My son has burst into tears at various times throughout the day. We stopped at the library today on our way to help unpack, and I had to tell him that he was not allowed to take any books into grandma's house. The last thing I will allow is another lost library book fiasco, and believe me, there are many places to lose a library book at grandma's house right now. When we got home tonight, I told him to clean up his legos, and then we would read some of his new library books. I stressed to him - very slowly and carefully - that he had to PICK....UP....THE....BLOCKS....AND....NOT.....BUILD.....ANYTHING. I had him repeat my instructions, which he did. I gave him the choice of playing with his blocks INSTEAD of reading his new library books, or picking up his blocks and reading his new library books.
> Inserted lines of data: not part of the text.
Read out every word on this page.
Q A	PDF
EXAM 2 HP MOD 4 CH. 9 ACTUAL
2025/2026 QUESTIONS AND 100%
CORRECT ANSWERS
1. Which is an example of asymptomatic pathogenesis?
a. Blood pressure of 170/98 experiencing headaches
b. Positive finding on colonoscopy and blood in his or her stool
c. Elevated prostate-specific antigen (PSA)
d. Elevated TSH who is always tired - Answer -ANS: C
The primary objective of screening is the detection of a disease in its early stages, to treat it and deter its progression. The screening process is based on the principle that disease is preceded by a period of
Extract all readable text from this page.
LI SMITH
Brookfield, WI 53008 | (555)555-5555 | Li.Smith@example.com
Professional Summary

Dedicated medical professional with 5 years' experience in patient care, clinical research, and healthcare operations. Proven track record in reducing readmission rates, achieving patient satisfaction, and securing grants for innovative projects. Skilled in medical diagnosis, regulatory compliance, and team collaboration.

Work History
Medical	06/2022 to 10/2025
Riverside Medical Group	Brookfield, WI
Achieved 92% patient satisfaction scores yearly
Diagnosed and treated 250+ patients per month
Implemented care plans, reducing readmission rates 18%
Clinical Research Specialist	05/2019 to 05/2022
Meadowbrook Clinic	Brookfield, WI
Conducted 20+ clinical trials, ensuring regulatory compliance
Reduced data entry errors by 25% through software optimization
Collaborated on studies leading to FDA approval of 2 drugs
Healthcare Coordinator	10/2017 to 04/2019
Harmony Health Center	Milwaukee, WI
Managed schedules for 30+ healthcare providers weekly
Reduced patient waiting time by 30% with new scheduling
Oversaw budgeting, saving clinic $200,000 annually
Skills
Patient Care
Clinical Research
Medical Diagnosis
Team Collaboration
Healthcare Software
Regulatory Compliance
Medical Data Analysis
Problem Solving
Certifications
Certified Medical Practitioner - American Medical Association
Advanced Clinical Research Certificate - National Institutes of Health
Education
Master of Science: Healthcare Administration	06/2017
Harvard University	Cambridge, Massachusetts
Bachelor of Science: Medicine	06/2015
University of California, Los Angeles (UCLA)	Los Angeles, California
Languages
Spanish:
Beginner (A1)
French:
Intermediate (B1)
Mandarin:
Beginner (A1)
He assured me he would pick up his blocks because he had been waiting all day to read the new books.
After fifteen minutes, I went into his room to check on his progress, only to find a new construction. He had made a brick wall. I told him that he obviously had chosen to play with his blocks instead of reading books, and he informed me that he had NOT built that wall. This went back and forth a few times, each time with him denying that he had built that wall. Finally, with a straight face, he told me that,
"I did NOT build that wall mom! The Brickster did!"
The Brickster is the main character on his Lego Island CD that he plays all the time. And I can tell you that he was very earnest in his explanation. He simply DID NOT do it. Therefore he could not be responsible for the building of that wall.
And so, that's been our day. Our week. Our month. I'm ready for a rest.